Movement III, Allegro, is a Scherzo in F. It is an unusual structure for a Scherzo, however. First off, the Trio comes back for a second time. (Karajan & Co. omit the repeat.) Plus, both times, it is preempted by a faster passage in a contrasting meter, changing a dance of bucolic gentlefolk into a coarse peasant dance. On its last return, the Scherzo is interrupted by the approaching storm.
Movement IV follows without a break, with distant thunder growing into a tempest of seemingly unstoppable fury. Beethoven saved the piccolo, trombones, and timpani for this passage. The storm soon abates, flowing seamlessly into the finale with its chorale-like shepherds' song of joy and thanks. The movement is a "sonata rondo," such that the first theme serves both as a refrain (set off by contrasting episodes) and as the subject of a sonata (with the first episode ending on the dominant, the second modulating through several keys, and the third recapping the first episode in the tonic key of F). The movement climaxes in the ecstasy of its relatively long coda before ending peacefully except for, or perhaps in spite of, two loud final chords.

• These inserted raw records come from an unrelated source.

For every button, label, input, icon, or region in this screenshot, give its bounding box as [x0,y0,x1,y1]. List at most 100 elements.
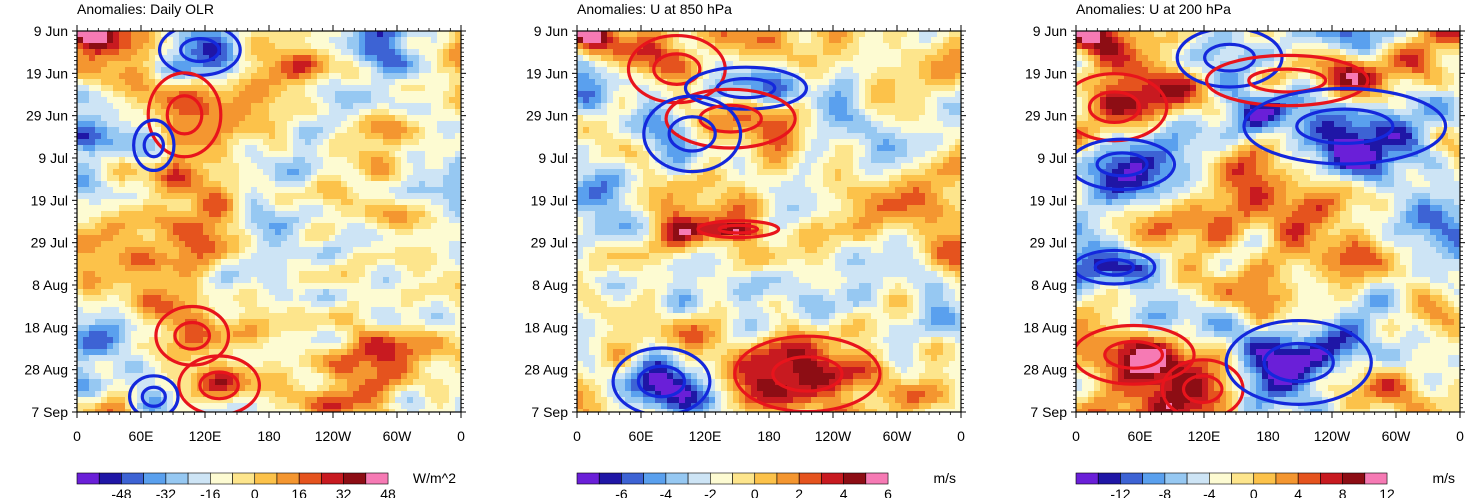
y-tick-label: 9 Jul [38,150,68,166]
y-tick-label: 7 Sep [1030,404,1067,420]
colorbar-bin [1320,472,1343,485]
positive-contour-inner [717,223,760,235]
y-tick-label: 8 Aug [532,277,568,293]
x-tick-label: 60E [1128,428,1153,444]
colorbar-bin [1075,472,1099,485]
negative-contour-inner [636,364,687,399]
colorbar-units: W/m^2 [413,470,456,486]
positive-contour [1204,53,1370,108]
colorbar-bin [687,472,711,485]
colorbar-label: 4 [1294,486,1302,498]
y-tick-label: 29 Jul [31,235,68,251]
colorbar-bin [776,472,800,485]
y-tick-label: 29 Jul [1030,235,1067,251]
x-tick-label: 120W [315,428,352,444]
colorbar-bin [1364,472,1388,485]
x-tick-label: 60W [383,428,413,444]
y-tick-label: 9 Jun [1033,23,1067,39]
negative-contour [1175,31,1284,89]
colorbar-label: -48 [111,486,131,498]
x-tick-label: 0 [457,428,465,444]
negative-contour [1242,86,1448,166]
x-tick-label: 120E [1188,428,1221,444]
x-tick-label: 60E [129,428,154,444]
colorbar-bin [598,472,622,485]
colorbar-bin [187,472,211,485]
contours-3 [1076,31,1448,412]
positive-contour [177,354,261,412]
negative-contour [1224,318,1373,406]
negative-contour-inner [715,77,777,100]
colorbar-label: -32 [156,486,176,498]
colorbar-3: -12 -8 -4 0 4 8 12 m/s [1075,470,1455,498]
colorbar-bin [254,472,278,485]
x-tick-label: 120E [189,428,222,444]
positive-contour-inner [198,370,240,401]
positive-contour [1076,323,1196,386]
colorbar-bin [1164,472,1188,485]
x-tick-label: 120W [1314,428,1351,444]
negative-contour [642,94,743,174]
y-tick-label: 29 Jun [26,108,68,124]
colorbar-label: 16 [291,486,307,498]
y-tick-label: 18 Aug [1023,319,1067,335]
colorbar-label: 12 [1379,486,1395,498]
colorbar-label: 6 [884,486,892,498]
panel-2: Anomalies: U at 850 hPa 9 Jun 19 Jun 29 Jun… [524,1,966,498]
colorbar-bin [621,472,644,485]
x-tick-label: 120E [689,428,722,444]
positive-contour [146,71,223,159]
y-tick-label: 8 Aug [1031,277,1067,293]
negative-contour [128,374,180,412]
y-tick-label: 28 Aug [24,362,68,378]
negative-contour-inner [1295,107,1395,145]
colorbar-bin [1186,472,1210,485]
y-tick-label: 19 Jun [26,65,68,81]
positive-contour-inner [1087,90,1141,125]
colorbar-label: -2 [704,486,717,498]
x-tick-label: 180 [1256,428,1280,444]
colorbar-bin [1097,472,1121,485]
colorbar-bin [1253,472,1277,485]
panel-3: Anomalies: U at 200 hPa 9 Jun 19 Jun 29 Jun… [1023,1,1465,498]
negative-contour-inner [140,385,167,408]
colorbar-bin [821,472,844,485]
colorbar-bin [1209,472,1232,485]
y-tick-label: 8 Aug [32,277,68,293]
x-tick-label: 0 [573,428,581,444]
colorbar-bin [1231,472,1255,485]
x-tick-label: 180 [257,428,281,444]
colorbar-bin [665,472,689,485]
negative-contour-inner [1095,151,1149,178]
colorbar-bin [343,472,367,485]
panel-1: Anomalies: Daily OLR 9 Jun 19 Jun 29 Jun 9 J… [24,1,466,498]
negative-contour [132,118,176,173]
x-tick-label: 0 [73,428,81,444]
colorbar-bin [843,472,867,485]
heatmap-1 [77,31,461,412]
y-tick-label: 19 Jul [1030,192,1067,208]
negative-contour-inner [1093,258,1136,277]
colorbar-1: -48 -32 -16 0 16 32 48 W/m^2 [76,470,456,498]
negative-contour-inner [1262,341,1335,384]
colorbar-bin [121,472,144,485]
colorbar-units: m/s [1432,470,1455,486]
colorbar-bin [76,472,100,485]
y-tick-label: 29 Jul [531,235,568,251]
colorbar-units: m/s [933,470,956,486]
colorbar-bin [710,472,733,485]
colorbar-bin [576,472,600,485]
negative-contour-inner [142,132,165,159]
colorbar-bin [732,472,756,485]
x-tick-label: 120W [815,428,852,444]
negative-contour-inner [667,115,717,153]
colorbar-label: -12 [1110,486,1130,498]
colorbar-bin [321,472,344,485]
x-tick-label: 0 [957,428,965,444]
colorbar-label: 4 [840,486,848,498]
colorbar-bin [276,472,300,485]
colorbar-label: 2 [795,486,803,498]
colorbar-label: 0 [1250,486,1258,498]
positive-contour-inner [771,355,844,393]
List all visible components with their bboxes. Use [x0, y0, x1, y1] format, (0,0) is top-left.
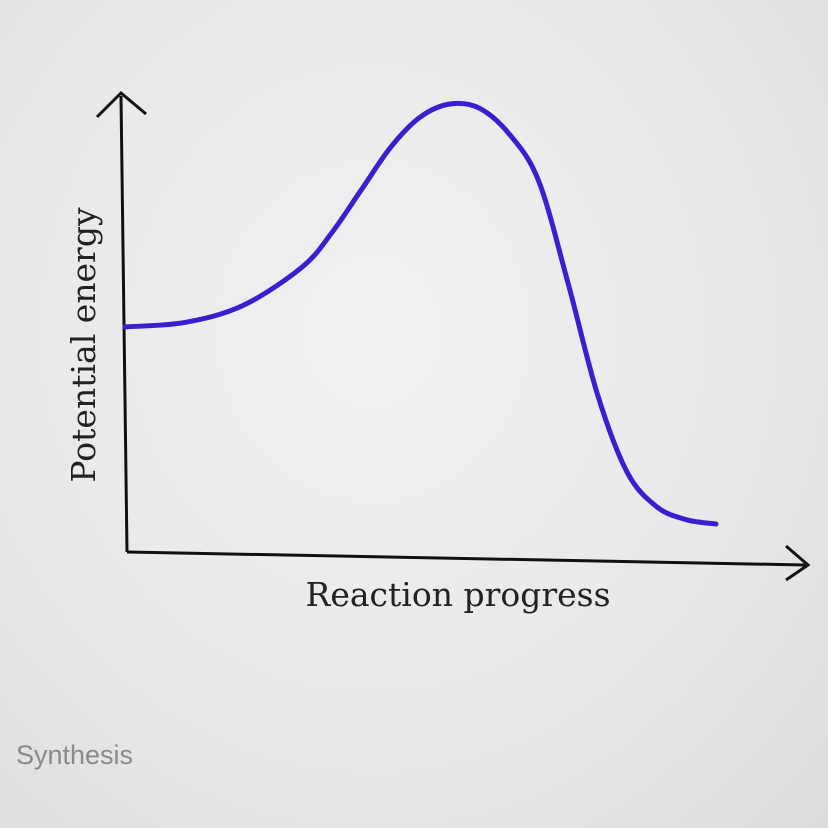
y-axis-arrow: [95, 90, 147, 119]
y-axis-line: [119, 95, 129, 553]
x-axis-arrow: [785, 544, 811, 582]
energy-curve: [122, 100, 719, 527]
x-axis-label: Reaction progress: [305, 575, 610, 614]
x-axis-line: [126, 550, 806, 567]
y-axis-label: Potential energy: [64, 207, 103, 483]
synthesis-label: Synthesis: [16, 740, 134, 770]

Next to Beethoven's Fifth, which was written at the same time and premiered at the same concert, the Sixth may seem pale and weak. It certainly did to that first audience in December 1808. But on its own terms, separated from the immediate presence of the Fifth Symphony, it is a lovely peace of music, filled with warmth, good humor, natural charm, and an undeniably peaceful outlook -- the fourth movement's thunderstorm notwithstanding. It's healthy, sunny, outdoorsy music that does the spirit good, and it shows a side of Beethoven's character without which he could not have lived to create so many emotionally turbulent masterpieces.